130218_bullets_ammo_lgSteve Watson

A gun shop in Texas has turned to making its own ammo in an attempt to keep up with the overwhelming demand for bullets in the midst of a national shortage that many believe is being purposefully exacerbated by the federal government.

Paul Carter, an ammunition manufacturer licensee at East Texas Ammo in Mineola, told KLTV “Right now our .22 caliber long rifle is non existent and I’ve never heard of such a thing in all of my life.”

Carter’s staff are working overtime on their own semi-automatic commercial loaders that enable the store to produce its own ammunition.

“We have people from the metroplex and Louisiana and Oklahoma that come to our shop to buy ammunition and we’re scrambling just to find the products to put it together,” Carter told reporters, adding that he is barely able to meet the demand.

“For us it’s just now really happening because we’re just now finding that we can’t get components in, we are just struggling, struggling and struggling to find some,” added his wife Debbie Carter.

The couple say that they are receiving requests for ammo from police departments in the wake of a national shortage that has forced some law enforcement agencies to barter between themselves to meet demand.

“We’re trying to supply it if the police department or officers need ammunition, for qualification,” Carter said., Longview, Jacksonville, Texas | ETX News

Many gun store owners are reporting that they have never experienced anything like the demand for firearms and ammunition that they are currently witnessing in the wake of a renewed government push for gun control.

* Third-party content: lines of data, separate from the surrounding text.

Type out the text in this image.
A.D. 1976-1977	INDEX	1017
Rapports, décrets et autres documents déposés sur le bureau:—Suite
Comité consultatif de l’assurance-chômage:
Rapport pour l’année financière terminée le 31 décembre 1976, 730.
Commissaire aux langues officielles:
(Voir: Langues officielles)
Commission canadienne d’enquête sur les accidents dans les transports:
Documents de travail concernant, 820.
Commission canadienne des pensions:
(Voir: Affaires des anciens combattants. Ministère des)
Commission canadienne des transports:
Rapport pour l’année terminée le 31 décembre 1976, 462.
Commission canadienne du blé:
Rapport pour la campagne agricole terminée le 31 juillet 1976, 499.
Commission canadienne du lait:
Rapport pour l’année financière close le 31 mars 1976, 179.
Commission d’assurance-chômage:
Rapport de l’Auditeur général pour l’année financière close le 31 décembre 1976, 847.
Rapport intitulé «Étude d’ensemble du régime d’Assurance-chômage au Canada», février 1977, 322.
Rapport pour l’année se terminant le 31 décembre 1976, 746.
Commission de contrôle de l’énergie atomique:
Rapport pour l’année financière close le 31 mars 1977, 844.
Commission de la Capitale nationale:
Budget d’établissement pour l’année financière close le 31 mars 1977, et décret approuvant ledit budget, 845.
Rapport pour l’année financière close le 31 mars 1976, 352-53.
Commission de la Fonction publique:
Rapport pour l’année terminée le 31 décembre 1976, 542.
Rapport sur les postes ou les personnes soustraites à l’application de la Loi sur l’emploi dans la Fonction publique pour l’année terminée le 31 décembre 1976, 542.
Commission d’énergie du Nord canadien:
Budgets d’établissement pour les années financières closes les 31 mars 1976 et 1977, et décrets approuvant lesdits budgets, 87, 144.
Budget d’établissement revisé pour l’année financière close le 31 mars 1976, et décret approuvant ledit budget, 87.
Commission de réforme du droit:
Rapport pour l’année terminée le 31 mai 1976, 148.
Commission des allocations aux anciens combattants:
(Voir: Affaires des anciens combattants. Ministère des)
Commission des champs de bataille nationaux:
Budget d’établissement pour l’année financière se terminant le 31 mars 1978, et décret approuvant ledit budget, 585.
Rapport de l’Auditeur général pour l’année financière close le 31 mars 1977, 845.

Owners at Blue Steel Guns & Ammunition in Raytown, Miami recently told The Miami Herald that customers were so hungry for ammo that they couldn’t even stack shelves with fresh supplies before they had all been bought. The store owners also noted that .22 calibers were completely out of stock, despite a brick of 500 .22s having increased in price from $18 to $70 in just three months.

Gun stores across the nation are resorting to bullet rationing in an attempt to satisfy as many customers as they can.

Many store owners believe that the recent mass ammo buys on behalf of the Department of Homeland Security are one factor in the shortages.

“My understanding is these are standing, not necessarily take-delivery, orders,” Larry Swickard, a spokesman for the Western Missouri Shooters Alliance has said.

“But the fact that Homeland Security, and the government in general, has offered no reasonable explanation for such huge purchases would be more than enough to fuel the fears of those inclined to see conspiracies behind every change in a routine.”

“…it seems to be having a ripple effect in that when people see a significant number of people buying up all the ammo they can find, they follow suit for fear of being left out with none for themselves,” Swickard added.

Kevin Jamison, also of Western Missouri Shooters Alliance, said “Panic buying seems to account for some of the shortage, but I don’t believe it can be all of it.”

Weapons manufacturers and suppliers to the federal government have suggested that the DHS’s ammo purchases, including another recent order of 360,000 .40 cal bullets, represent an attempt to dry up supplies as part of an end run around the Second Amendment.